N° RG 20/04327 – N° Portalis DBVJ-V-B7E-LYYF

S.A.S. PIGNOL’S

c/

[T] [O]

S.A.R.L. FOCALE-RH

Nature de la décision : AU FOND

Grosse délivrée le :

aux avocats

Décision déférée à la cour : jugement rendu le 02 octobre 2020 par le Juge des contentieux de la protection du Tribunal Judiciaire de BORDEAUX (RG : 11-19-619) suivant déclaration d’appel du 10 novembre 2020

APPELANTE :

S.A.S. PIGNOL’S agissant en la personne de son représentant légal domicilié en cette qualité au siège social sis [Adresse 2]

représentée par Maître [L] substituant Maître Fernando SILVA de la SAS DELTA AVOCATS, avocats au barreau de BORDEAUX

INTIMÉES :

[T] [O]

née le 18 Novembre 1962 à [Localité 3]

de nationalité Française,

demeurant [Adresse 1]

S.A.R.L. FOCALE-RH société à responsabilité limitée à associé unique, immatriculée au RCS de Bordeaux sous le numéro 789 216 124, agissant poursuites et diligences de son représentant légal, Madame [T] [O], domiciliée en cette qualité audit siège sis [Adresse 1]

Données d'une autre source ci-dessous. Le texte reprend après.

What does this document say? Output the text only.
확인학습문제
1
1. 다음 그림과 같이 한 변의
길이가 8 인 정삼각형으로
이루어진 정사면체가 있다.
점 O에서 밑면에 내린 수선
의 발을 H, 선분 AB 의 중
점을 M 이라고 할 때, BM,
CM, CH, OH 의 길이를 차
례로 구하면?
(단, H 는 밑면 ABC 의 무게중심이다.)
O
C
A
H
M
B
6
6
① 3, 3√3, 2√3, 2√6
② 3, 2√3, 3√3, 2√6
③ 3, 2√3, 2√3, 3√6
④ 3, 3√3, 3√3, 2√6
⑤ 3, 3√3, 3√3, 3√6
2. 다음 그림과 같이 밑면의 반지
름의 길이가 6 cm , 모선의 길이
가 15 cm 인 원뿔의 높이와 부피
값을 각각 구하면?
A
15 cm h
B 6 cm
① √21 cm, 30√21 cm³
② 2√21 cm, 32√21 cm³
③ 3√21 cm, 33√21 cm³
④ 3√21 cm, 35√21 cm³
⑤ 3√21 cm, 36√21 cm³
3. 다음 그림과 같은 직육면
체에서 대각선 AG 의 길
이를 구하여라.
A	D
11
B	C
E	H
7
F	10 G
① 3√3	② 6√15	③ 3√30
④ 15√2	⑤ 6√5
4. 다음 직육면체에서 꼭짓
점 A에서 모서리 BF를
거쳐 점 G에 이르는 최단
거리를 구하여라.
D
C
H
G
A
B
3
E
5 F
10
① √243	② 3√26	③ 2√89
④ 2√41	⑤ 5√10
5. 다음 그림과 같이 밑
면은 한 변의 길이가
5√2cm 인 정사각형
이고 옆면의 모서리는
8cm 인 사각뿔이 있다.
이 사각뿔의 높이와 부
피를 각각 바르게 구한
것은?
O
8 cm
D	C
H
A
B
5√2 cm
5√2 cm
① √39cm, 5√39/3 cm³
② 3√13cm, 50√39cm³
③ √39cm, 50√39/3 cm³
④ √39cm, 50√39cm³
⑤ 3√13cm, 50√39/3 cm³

représentées par Maître Katell LE BORGNE de la SCP LAVALETTE AVOCATS CONSEILS, avocat au barreau de BORDEAUX

COMPOSITION DE LA COUR :

En application des dispositions des articles 805 et 912 du code de procédure civile, l’affaire a été débattue le 20 mars 2023 en audience publique, les avocats ne s’y étant pas opposés, devant Emmanuel BREARD, conseiller, chargé du rapport,

Ce magistrat a rendu compte des plaidoiries dans le délibéré de la cour, composée de :

Roland POTEE, président,

Bérengère VALLEE, conseiller,

Emmanuel BREARD, conseiller,

Greffier lors des débats : Véronique SAIGE

En présence de Bertrand MAUMONT, magistrat détaché en stage à la cour d’appel de Bordeaux

ARRÊT :

– contradictoire

– prononcé publiquement par mise à disposition de l’arrêt au greffe de la cour, les parties en ayant été préalablement avisées dans les conditions prévues à l’article 450 alinéa 2 du code de procédure civile.

* * *

EXPOSE DU LITIGE ET DE LA PROCÉDURE

Le 5 mars 2015 la SARL Focale RH a conclu avec la SARL Pignol’s une convention de formation en psychologie systémique et intégrative de sa gérante, Mme [T] [O], moyennant un coût total de 17 600 euros payable en 34 mensualités.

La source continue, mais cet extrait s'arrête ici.